予選では4位を獲得。決勝ではライバル選手がまずクラッシュ。鹿島さんはトップ争いを繰り広げたが、自身もクラッシュという結果に終わった。だが優勝争いに絡んだこともあり、この時のアメリカでの評価は日本で予想されるものとは違った。
「もちろんクラッシュが良いわけではないですよ。でもそれが勝負をかけた結果であれば、その姿勢が評価されるんです。そしてやるべき時は徹底的にやって結果を出す。チームが求めていることをきちんと形にする。日本にいる時はまだ十分意識できていなかったのですが、それが一番重要なんだとアメリカで学びました」
チームから「仕事」も与えられ、レースをやっている実感が非常にあったという鹿島さん。これらの経験はドライバーとしてだけではなく、その後プロデューサーとして数々のプロジェクトを成功へ導く上でも、大きな財産になっている。


左はサム・シュミット氏
活動の場を広げていく
2008年にもインディ・ライツ参戦へ向け準備を進めていたが、世界を襲った金融危機リーマンショックによってチームの体制が大きく変化。計画は白紙となり、いったんレースから離れることになる。

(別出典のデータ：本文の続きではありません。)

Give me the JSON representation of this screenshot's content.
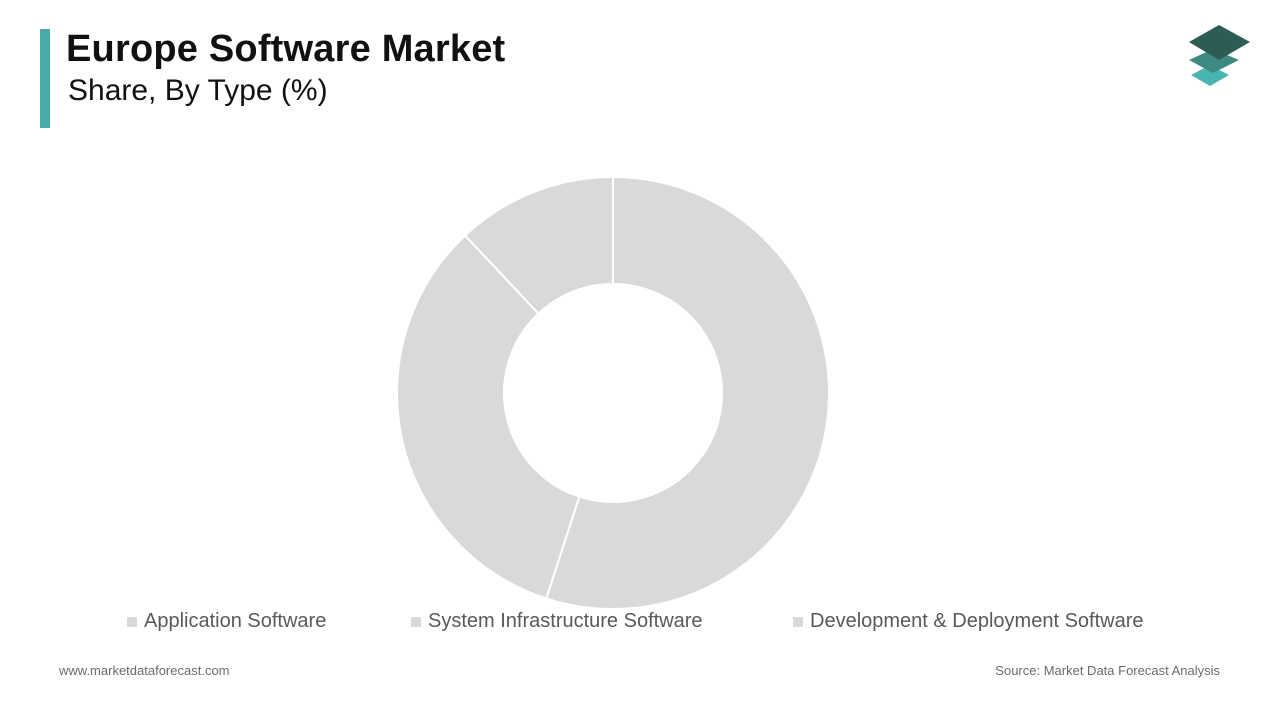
{
  "header": {
    "title": "Europe Software Market",
    "subtitle": "Share, By Type (%)"
  },
  "colors": {
    "accent": "#49aaa8",
    "slice": "#d9d9d9",
    "slice_border": "#ffffff",
    "legend_text": "#595959"
  },
  "chart_data": {
    "type": "pie",
    "donut": true,
    "categories": [
      "Application Software",
      "System Infrastructure Software",
      "Development & Deployment Software"
    ],
    "values": [
      55,
      33,
      12
    ],
    "unit": "%",
    "legend_position": "bottom"
  },
  "footer": {
    "website": "www.marketdataforecast.com",
    "source": "Source: Market Data Forecast Analysis"
  },
  "logo_icon": "stacked-layers-icon"
}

「当時準備していたレーシングスーツ、今も新品のままなんですよ。苦い思い出です。レースができなかったあの時期は、本当に寂しかったですね」
その時期と前後して、トヨタの仕事でドイツのサーキット、ニュルブルクリンクへ頻繁に訪れるようになる。そこで目にしたのは、日本とはまったく違うクルマ文化だった。
「古いポルシェやフォルクスワーゲンを、おじいちゃん、お父さん、そして息子へと何世代にもわたって乗り継いでいるんです。決して新しい車ではありません。でもその一台を大切にしながらサーキットへ持ち込み、思い切り走らせている。ヨーロッパの文化の深さを肌で感じました」
このときの貴重な経験は、後にヒストリックカー事業や文化継承への取り組みにつながっていく。
その後は、電気自動車レースの黎明期からEV-GPへ参戦し、シリーズ6度のチャンピオンを獲得。現在も現役レーシングドライバーとして走り続ける一方、トヨタが展開するモータースポーツファン向けサービス「MOTORSPORT by KINTO」で、プロデューサー兼チーフインストラクターに就任。モータースポーツの裾野を広げる活動にも力を注いでいる。